Climate and costs generating concern for young families
Patrick Matweew, Chief Executive Officer, Redback Technologies
One of the things that has been most remarkable this year is how school-age children have engaged in the climate change conversation. Starting with a Swedish schoolgirl, Greta Thunberg, we saw the School Strike 4 Climate spread across the globe. It’s uplifting to see how our younger generations are putting their energy into fighting for change.
Of course, Australia joined in too. An estimated 300,000 Australians across the country marched for climate action at the Global School Strike 4 Climate on 20 September.
Now we’ve learnt that it isn’t just children but younger families in general who are the most concerned about our nation’s inaction on climate change. In fact, 80 per cent of young families agree Australia could do more to reach Paris Climate Agreement goals, according to our survey of more than 1,000 Australian residents conducted by Lightspeed Research.
And while four in five (80 per cent) Australians believe the government is responsible for contributing to a renewable powered future, less than half (44 per cent) of Australians believe that the government has been successful.

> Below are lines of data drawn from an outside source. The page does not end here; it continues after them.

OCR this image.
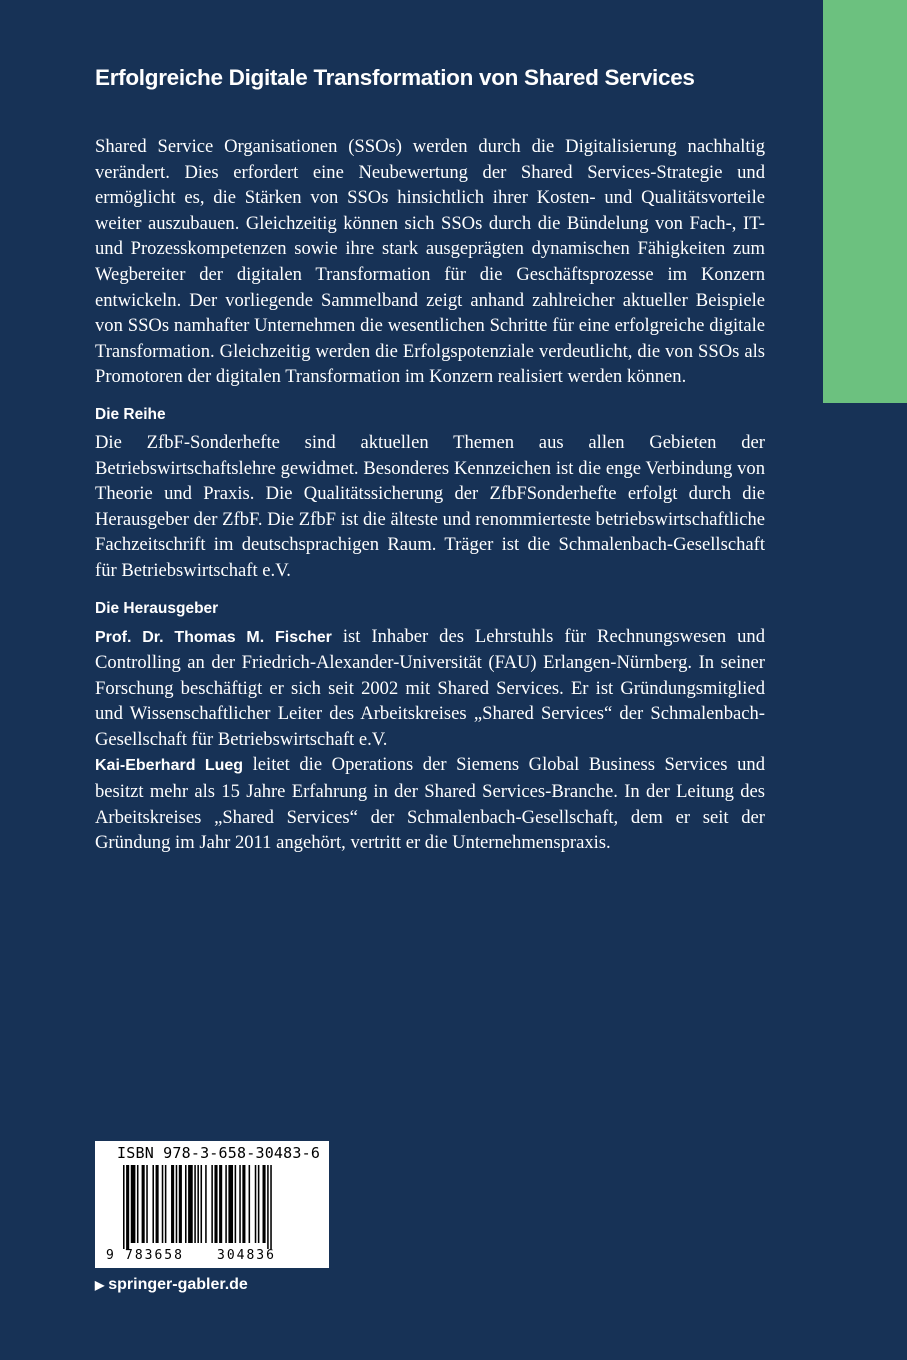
Erfolgreiche Digitale Transformation von Shared Services

Shared Service Organisationen (SSOs) werden durch die Digitalisierung nachhaltig verändert. Dies erfordert eine Neubewertung der Shared Services-Strategie und ermöglicht es, die Stärken von SSOs hinsichtlich ihrer Kosten- und Qualitätsvorteile weiter auszubauen. Gleichzeitig können sich SSOs durch die Bündelung von Fach-, IT- und Prozesskompetenzen sowie ihre stark ausgeprägten dynamischen Fähigkeiten zum Wegbereiter der digitalen Transformation für die Geschäftsprozesse im Konzern entwickeln. Der vorliegende Sammelband zeigt anhand zahlreicher aktueller Beispiele von SSOs namhafter Unternehmen die wesentlichen Schritte für eine erfolgreiche digitale Transformation. Gleichzeitig werden die Erfolgspotenziale verdeutlicht, die von SSOs als Promotoren der digitalen Transformation im Konzern realisiert werden können.

Die Reihe

Die ZfbF-Sonderhefte sind aktuellen Themen aus allen Gebieten der Betriebswirtschaftslehre gewidmet. Besonderes Kennzeichen ist die enge Verbindung von Theorie und Praxis. Die Qualitätssicherung der ZfbFSonderhefte erfolgt durch die Herausgeber der ZfbF. Die ZfbF ist die älteste und renommierteste betriebswirtschaftliche Fachzeitschrift im deutschsprachigen Raum. Träger ist die Schmalenbach-Gesellschaft für Betriebswirtschaft e.V.

Die Herausgeber

Prof. Dr. Thomas M. Fischer ist Inhaber des Lehrstuhls für Rechnungswesen und Controlling an der Friedrich-Alexander-Universität (FAU) Erlangen-Nürnberg. In seiner Forschung beschäftigt er sich seit 2002 mit Shared Services. Er ist Gründungsmitglied und Wissenschaftlicher Leiter des Arbeitskreises „Shared Services“ der Schmalenbach-Gesellschaft für Betriebswirtschaft e.V.

Kai-Eberhard Lueg leitet die Operations der Siemens Global Business Services und besitzt mehr als 15 Jahre Erfahrung in der Shared Services-Branche. In der Leitung des Arbeitskreises „Shared Services“ der Schmalenbach-Gesellschaft, dem er seit der Gründung im Jahr 2011 angehört, vertritt er die Unternehmenspraxis.

ISBN 978-3-658-30483-6
9 783658	304836
▶ springer-gabler.de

Now young families are keen to take matters into their own hands. More than any other sector of Australian society, they see themselves as having a role to play in ensuring we move towards a renewable future.
That’s really encouraging. As young parents, they must wonder what kind of world they’re going to leave to their children. After all, younger generations are the ones who will be around to see the worst effects of climate change.
But younger families also have more immediate concerns when it comes to how we secure our energy. We learnt that more than half of young families dreaded opening their last energy bills and a similar percentage (54 per cent) were shocked by what they owed.
What’s less encouraging is that, despite this concern, less than half (45 per cent) have considered buying solar energy and battery storage systems. This is one of the most powerful ways that homeowners can take back control over their energy future and finances, and ultimately, Australia’s energy and climate future. Among the general public, only a third have expressed an interest in solar energy and battery storage systems.
What this tells me is that we as an industry have work to do. There’s clearly an education gap when it comes to solar and battery systems which the industry must address. We at Redback take on some responsibility for that and we encourage our industry peers to do the same. It’s imperative that we continue to help homeowners understand how solar and battery storage systems will help them achieve both their sustainability and financial goals, including how state subsidies can overcome some of the initial purchasing barriers.
We also call on the government to further assist homeowners by creating an aligned, national approach to supporting homeowners looking to purchase solar and storage systems. This includes providing easier energy network access for consumers looking to feed into the grid and setting sensible standards that don’t increase red tape for users looking to go renewable.
For Australia’s future and the health of our industry, it’s time to help not just young families, but all Australians take control on climate and costs.